Semper International has announced that there are still mixed signals about the state of the printing business from results of their most recent Industry Insight survey.
Since February 2003, Semper International has provided a quarterly survey offering estimates of trends in the printing and graphics industries. To prevent bias, survey questions—both qualitative and quantitative—are designed by Semper corporate partner Cvent. Survey participants include more than 300 small, medium and large printing companies; both clients and prospects of Semper International. Participants provide data on revenue and hiring as well as estimated outlooks on future trends. Data is requested from a random sample and are not screened. To preserve confidentiality, individual company information is not part of the tabulation.
"They warned us things would be a little bumpy," said Dave Regan, CEO Semper International. "This election season has certainly put a negative spin on just about everything. The pundits and the Fed warned us that things would be improving, but it would be up and down. It seems clear that we have seen several soft spots the last few months. While annoying, they are definitely surrounded by some busy spells. Overall, this fall has been decidedly better then a year ago and certainly better than the spring."
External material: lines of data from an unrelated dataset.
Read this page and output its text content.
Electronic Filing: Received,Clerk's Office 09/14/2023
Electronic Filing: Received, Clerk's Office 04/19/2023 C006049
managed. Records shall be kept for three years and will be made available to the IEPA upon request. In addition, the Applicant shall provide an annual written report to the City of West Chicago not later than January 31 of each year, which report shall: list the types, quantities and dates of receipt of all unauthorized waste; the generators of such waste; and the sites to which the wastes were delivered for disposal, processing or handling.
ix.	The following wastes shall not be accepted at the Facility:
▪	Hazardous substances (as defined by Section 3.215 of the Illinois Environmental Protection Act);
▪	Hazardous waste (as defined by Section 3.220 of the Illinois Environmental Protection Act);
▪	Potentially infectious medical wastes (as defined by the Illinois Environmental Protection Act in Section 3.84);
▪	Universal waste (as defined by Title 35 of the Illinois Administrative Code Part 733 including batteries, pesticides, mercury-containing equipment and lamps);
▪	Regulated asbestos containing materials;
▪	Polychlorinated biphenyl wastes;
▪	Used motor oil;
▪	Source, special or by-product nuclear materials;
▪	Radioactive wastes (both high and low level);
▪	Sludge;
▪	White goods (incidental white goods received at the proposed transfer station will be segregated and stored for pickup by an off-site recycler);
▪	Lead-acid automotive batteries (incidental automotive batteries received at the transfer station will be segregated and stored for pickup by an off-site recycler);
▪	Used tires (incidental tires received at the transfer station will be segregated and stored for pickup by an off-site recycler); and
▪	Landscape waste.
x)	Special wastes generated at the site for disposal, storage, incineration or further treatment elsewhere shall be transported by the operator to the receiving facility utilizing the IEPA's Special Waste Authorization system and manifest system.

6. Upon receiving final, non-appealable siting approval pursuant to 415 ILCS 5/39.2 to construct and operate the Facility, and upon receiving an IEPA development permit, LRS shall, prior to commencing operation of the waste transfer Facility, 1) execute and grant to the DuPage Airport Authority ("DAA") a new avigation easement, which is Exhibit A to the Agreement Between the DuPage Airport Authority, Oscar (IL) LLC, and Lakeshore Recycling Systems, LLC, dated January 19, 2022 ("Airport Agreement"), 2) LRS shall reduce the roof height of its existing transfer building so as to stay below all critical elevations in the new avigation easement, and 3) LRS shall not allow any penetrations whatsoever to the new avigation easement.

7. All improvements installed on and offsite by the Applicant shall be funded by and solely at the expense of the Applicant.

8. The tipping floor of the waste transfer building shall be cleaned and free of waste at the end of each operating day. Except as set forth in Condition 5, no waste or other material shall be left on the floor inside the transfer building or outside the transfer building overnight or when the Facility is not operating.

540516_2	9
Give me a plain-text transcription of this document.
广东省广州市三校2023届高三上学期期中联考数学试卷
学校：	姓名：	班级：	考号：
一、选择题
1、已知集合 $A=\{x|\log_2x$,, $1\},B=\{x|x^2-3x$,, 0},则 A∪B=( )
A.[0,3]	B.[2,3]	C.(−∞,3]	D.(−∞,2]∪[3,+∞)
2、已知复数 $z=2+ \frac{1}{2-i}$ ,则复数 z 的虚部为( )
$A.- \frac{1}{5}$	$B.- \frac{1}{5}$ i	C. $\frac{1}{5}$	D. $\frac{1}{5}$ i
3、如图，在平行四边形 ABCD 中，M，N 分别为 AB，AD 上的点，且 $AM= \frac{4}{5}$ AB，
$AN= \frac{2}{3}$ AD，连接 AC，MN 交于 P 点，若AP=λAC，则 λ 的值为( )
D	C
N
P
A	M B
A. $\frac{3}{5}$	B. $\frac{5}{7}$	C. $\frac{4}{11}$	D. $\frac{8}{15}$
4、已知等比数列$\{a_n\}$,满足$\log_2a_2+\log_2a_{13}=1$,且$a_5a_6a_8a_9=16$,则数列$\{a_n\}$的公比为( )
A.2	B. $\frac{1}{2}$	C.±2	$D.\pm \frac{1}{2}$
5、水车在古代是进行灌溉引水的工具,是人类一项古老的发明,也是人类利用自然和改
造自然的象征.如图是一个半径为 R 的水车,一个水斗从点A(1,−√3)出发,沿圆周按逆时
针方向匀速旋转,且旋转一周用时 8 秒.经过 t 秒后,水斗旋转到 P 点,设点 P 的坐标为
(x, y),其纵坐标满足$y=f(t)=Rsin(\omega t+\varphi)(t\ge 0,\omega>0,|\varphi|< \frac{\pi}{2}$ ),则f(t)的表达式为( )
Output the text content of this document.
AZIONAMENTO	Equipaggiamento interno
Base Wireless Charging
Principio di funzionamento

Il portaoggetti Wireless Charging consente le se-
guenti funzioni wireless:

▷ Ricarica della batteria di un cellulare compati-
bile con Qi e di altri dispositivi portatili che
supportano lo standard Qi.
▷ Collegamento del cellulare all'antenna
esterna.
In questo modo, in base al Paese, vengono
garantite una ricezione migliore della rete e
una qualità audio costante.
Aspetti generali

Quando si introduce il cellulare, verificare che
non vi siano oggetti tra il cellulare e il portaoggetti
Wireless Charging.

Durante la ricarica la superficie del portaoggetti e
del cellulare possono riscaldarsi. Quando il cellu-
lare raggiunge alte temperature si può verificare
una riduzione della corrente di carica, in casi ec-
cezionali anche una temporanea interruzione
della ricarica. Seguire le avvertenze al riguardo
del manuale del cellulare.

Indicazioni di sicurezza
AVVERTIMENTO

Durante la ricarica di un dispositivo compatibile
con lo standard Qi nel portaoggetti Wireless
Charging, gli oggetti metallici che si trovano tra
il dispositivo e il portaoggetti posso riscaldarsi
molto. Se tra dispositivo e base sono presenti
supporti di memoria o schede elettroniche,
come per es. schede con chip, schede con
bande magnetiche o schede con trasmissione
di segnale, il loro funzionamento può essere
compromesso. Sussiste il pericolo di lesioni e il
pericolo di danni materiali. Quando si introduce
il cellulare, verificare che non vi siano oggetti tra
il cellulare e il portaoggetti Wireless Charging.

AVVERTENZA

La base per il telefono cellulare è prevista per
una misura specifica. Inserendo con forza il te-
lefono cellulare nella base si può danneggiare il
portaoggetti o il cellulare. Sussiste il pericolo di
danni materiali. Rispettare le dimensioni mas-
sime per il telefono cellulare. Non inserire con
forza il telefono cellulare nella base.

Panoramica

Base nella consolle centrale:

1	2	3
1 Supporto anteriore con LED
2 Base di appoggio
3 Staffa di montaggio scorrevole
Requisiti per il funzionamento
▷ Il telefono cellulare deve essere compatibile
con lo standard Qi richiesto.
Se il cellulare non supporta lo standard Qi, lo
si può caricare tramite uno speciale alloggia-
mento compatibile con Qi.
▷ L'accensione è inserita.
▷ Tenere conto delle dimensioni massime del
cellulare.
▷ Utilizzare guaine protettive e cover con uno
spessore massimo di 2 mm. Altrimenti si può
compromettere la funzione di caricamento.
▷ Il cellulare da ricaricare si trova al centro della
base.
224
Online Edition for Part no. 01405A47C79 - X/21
The most recent survey indicates a mixed bag of business trends:
- About 60 percent of companies surveyed reported a profitable Q3. While down quarter-to-quarter, it was stronger than a year ago.
- Looking at the first two weeks of Q4, current sales indicate a strong increase—although this could be a seasonal trend. The number of companies reporting a decrease in sales dropped from 35 percent to 24 percent, with those reporting increased sales taking a corresponding gain.
- About 80 percent of the companies interviewed expected even or increased sales during Q1, 2011.
- The vast majority of respondents indicated that hiring levels remained the same, although there was a slight increase in companies hiring—and a noticeable trend that they were releasing less employees.
- More than two-thirds of companies reported that healthcare is the labour cost component that increased the fastest last quarter—nearly five times greater than those reporting base pay, the next component.
- The greatest competitive threat to printers is technology (48 percent), far exceeding supply costs (24 percent) and labour costs (19 percent).
- Print buyers place the greatest pricing pressure on offset printing (55 percent) and digital printing costs (20 percent), where there is clearly a lot of excess capacity, it is the largest component of job cost, and where print providers fight for market share.
- While referrals (31 percent) and online searches (25 percent) seem to be the most popular ways to find employees, there was a jump in reliance on flex hiring (16 percent). In uncertain times 'try before you hire' still makes a lot of sense.